The night after we saw Storm tear the roof off of her original song and ''Suffragette City,'' voting viewers put her in the bottom three and the three guys from Supernova sent her packing.

That leaves a final four of Magni, Toby, Lukas and Dilana. Magni and Toby avoided bottom-three-dwelling, while Lukas and Dilana had to sing for their salvation.

Oh, yeah, the singing. Magni got to perform with Supernova, on a new track called ''It's All Love'' that I can barely remember less than an hour after hearing it. Toby got the encore and performed his original, ''Throw It Away,'' from last night's show.

In the bottom three performances, Storm went with ''Wish You Were Here,'' complete with tears and a dedication to her mother. Odd change of pace given how much she had rocked on last night's telecast. But it felt as if she knew this was her last night regardless of how well she did, so she went for something personal.

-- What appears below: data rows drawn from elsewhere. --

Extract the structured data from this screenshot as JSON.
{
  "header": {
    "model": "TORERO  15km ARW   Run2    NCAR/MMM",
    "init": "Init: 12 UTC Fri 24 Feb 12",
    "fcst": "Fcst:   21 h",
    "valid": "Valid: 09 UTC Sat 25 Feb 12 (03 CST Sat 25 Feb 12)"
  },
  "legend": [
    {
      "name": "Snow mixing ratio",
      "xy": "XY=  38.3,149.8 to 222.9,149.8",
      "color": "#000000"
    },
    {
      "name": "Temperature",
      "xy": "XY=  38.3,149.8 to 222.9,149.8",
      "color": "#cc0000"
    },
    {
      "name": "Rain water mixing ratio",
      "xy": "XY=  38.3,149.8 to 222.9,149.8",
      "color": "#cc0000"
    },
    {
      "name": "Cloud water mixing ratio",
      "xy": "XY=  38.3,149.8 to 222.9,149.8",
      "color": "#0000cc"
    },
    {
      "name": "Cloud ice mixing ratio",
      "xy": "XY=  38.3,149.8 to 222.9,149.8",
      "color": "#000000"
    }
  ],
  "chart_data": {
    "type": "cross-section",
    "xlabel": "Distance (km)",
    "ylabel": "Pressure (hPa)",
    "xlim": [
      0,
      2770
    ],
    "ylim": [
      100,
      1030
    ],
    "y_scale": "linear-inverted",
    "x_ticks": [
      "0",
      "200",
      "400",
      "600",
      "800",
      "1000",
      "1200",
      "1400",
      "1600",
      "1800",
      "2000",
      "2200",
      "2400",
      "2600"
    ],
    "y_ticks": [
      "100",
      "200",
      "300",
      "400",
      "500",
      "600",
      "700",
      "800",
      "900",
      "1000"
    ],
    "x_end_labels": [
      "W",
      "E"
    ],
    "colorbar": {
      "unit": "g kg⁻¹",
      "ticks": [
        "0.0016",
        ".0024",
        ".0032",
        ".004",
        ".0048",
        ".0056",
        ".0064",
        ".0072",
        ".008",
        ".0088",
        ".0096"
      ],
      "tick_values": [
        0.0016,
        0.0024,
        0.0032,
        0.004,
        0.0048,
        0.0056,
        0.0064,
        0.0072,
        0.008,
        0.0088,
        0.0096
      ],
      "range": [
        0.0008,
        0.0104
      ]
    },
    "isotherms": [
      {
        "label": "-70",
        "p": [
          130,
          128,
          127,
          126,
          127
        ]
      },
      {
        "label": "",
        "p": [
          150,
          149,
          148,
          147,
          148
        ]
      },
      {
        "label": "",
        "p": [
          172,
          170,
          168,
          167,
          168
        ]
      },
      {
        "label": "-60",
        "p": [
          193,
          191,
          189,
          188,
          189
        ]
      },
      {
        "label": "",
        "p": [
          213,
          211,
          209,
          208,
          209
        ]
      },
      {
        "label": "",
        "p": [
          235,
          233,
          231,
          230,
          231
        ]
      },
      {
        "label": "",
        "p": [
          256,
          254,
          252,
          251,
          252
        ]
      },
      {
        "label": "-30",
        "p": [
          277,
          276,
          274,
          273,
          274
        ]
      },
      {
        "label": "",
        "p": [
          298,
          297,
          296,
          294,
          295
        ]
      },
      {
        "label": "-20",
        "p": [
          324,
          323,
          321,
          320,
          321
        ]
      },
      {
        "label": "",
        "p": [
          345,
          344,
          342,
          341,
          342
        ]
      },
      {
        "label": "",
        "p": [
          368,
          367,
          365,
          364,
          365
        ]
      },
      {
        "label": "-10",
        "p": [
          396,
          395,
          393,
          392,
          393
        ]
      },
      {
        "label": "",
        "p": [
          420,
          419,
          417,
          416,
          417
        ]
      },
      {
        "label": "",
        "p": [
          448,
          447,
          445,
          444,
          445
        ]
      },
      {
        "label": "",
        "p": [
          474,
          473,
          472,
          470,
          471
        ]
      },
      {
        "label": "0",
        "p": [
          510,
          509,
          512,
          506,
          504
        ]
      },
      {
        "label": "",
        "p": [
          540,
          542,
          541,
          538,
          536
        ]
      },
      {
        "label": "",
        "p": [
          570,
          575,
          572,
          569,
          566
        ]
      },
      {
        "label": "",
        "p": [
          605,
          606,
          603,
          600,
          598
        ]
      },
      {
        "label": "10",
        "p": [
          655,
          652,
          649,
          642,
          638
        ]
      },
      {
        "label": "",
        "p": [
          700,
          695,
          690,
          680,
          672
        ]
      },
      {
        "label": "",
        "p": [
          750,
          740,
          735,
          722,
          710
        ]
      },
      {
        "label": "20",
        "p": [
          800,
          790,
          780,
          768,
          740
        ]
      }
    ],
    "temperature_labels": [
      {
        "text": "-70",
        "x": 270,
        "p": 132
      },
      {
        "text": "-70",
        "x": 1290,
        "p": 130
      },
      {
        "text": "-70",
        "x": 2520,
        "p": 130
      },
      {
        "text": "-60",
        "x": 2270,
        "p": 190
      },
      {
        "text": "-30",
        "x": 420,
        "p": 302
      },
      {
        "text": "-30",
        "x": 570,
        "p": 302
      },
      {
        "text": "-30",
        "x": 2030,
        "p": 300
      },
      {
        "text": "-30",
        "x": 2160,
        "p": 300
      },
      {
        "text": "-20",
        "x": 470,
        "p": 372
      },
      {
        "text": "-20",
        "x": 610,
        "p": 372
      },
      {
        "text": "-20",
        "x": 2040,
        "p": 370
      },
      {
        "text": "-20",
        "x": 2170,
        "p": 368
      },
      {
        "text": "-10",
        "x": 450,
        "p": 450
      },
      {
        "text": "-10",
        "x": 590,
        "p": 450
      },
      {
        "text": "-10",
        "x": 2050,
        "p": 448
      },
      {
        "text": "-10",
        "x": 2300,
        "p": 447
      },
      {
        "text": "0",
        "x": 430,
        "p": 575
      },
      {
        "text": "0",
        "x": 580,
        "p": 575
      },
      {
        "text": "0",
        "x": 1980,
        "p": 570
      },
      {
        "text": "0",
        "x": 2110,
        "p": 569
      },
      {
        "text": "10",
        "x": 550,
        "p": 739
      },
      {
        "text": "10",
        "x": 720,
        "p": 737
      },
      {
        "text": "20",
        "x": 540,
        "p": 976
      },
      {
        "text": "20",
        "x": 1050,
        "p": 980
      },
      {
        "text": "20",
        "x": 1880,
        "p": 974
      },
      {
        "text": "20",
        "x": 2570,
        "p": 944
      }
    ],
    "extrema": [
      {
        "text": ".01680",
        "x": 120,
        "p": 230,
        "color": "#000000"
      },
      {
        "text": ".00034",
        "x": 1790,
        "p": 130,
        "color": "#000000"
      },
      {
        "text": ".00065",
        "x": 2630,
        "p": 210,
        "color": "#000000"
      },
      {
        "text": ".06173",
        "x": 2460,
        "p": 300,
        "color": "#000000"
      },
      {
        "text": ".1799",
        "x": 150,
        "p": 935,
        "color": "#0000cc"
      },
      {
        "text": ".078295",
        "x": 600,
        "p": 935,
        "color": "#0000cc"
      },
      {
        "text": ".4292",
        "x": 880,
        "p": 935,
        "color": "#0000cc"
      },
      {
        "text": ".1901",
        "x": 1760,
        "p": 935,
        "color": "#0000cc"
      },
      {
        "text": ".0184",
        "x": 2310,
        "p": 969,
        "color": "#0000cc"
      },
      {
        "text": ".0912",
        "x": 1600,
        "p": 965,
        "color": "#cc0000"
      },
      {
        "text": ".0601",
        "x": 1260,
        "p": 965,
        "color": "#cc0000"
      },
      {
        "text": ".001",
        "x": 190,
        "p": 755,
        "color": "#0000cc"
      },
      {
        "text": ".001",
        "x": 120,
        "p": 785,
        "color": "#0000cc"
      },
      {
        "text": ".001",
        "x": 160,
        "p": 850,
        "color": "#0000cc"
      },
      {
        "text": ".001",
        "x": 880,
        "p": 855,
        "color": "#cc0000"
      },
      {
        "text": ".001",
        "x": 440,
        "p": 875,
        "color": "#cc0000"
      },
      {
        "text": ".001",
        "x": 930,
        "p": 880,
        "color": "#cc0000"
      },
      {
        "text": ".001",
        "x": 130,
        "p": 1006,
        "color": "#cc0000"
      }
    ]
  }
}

Dilana followed with ''I Want You To Want Me,'' in a weirdly comic rendition that also suggested she saw the road home -- and wanted to have some final fun before hitting it. Not even Lukas entirely attempted to beat fate; he dredged out ''Headspin,'' his original from last night's show, to lay more groundwork for a post-''Rock Star'' career.

But after all that, the guys dropped the most formidable singer of the night before, and stayed with a group where no one seems terribly likely to overshadow them. Toby and Magni have both dared to be uninteresting in service of their larger goal, Lukas has rarely managed to be interesting once you get past the surface.

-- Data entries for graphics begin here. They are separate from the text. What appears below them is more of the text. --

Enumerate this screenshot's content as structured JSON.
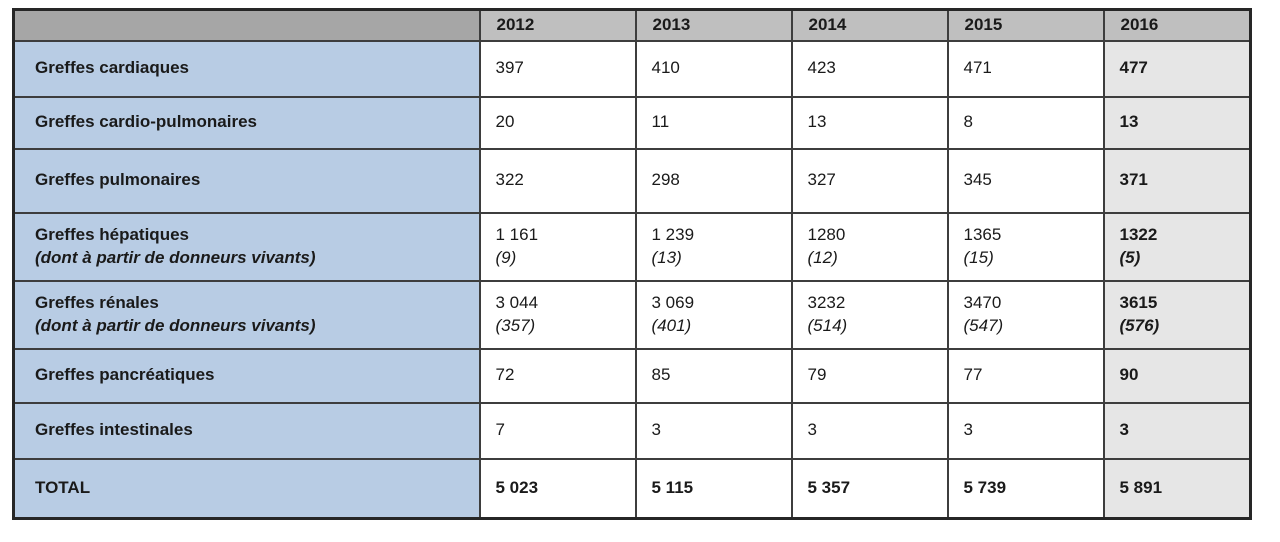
{
  "table": {
    "title_semantic": "Greffes (transplants) per year",
    "header": {
      "corner": "",
      "years": [
        "2012",
        "2013",
        "2014",
        "2015",
        "2016"
      ]
    },
    "rows": [
      {
        "label": "Greffes cardiaques",
        "values": [
          "397",
          "410",
          "423",
          "471",
          "477"
        ]
      },
      {
        "label": "Greffes cardio-pulmonaires",
        "values": [
          "20",
          "11",
          "13",
          "8",
          "13"
        ]
      },
      {
        "label": "Greffes pulmonaires",
        "values": [
          "322",
          "298",
          "327",
          "345",
          "371"
        ]
      },
      {
        "label": "Greffes hépatiques",
        "sub": "(dont à partir de donneurs vivants)",
        "values": [
          "1 161",
          "1 239",
          "1280",
          "1365",
          "1322"
        ],
        "subvalues": [
          "(9)",
          "(13)",
          "(12)",
          "(15)",
          "(5)"
        ]
      },
      {
        "label": "Greffes rénales",
        "sub": "(dont à partir de donneurs vivants)",
        "values": [
          "3 044",
          "3 069",
          "3232",
          "3470",
          "3615"
        ],
        "subvalues": [
          "(357)",
          "(401)",
          "(514)",
          "(547)",
          "(576)"
        ]
      },
      {
        "label": "Greffes pancréatiques",
        "values": [
          "72",
          "85",
          "79",
          "77",
          "90"
        ]
      },
      {
        "label": "Greffes intestinales",
        "values": [
          "7",
          "3",
          "3",
          "3",
          "3"
        ]
      },
      {
        "label": "TOTAL",
        "values": [
          "5 023",
          "5 115",
          "5 357",
          "5 739",
          "5 891"
        ]
      }
    ],
    "colors": {
      "header_corner_gray": "#a6a6a6",
      "header_year_gray": "#bfbfbf",
      "label_column_blue": "#b8cce4",
      "last_column_gray": "#e6e6e6",
      "data_cell_white": "#ffffff",
      "border_dark": "#3d3d3d",
      "text": "#1a1a1a"
    }
  }
}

Dilana's once formidable presence has been diminished by a deliberate humbling from the show's producers and editor. The old Dilana with Supernova would be challenging, daring -- and possibly more dramatic onstage than the band itself, certainly outspoken offstage. But, once again, we're seeing that the band wants no challenges from an outsider. None too subtly, Dilana has been told that survival depends on knowing her place.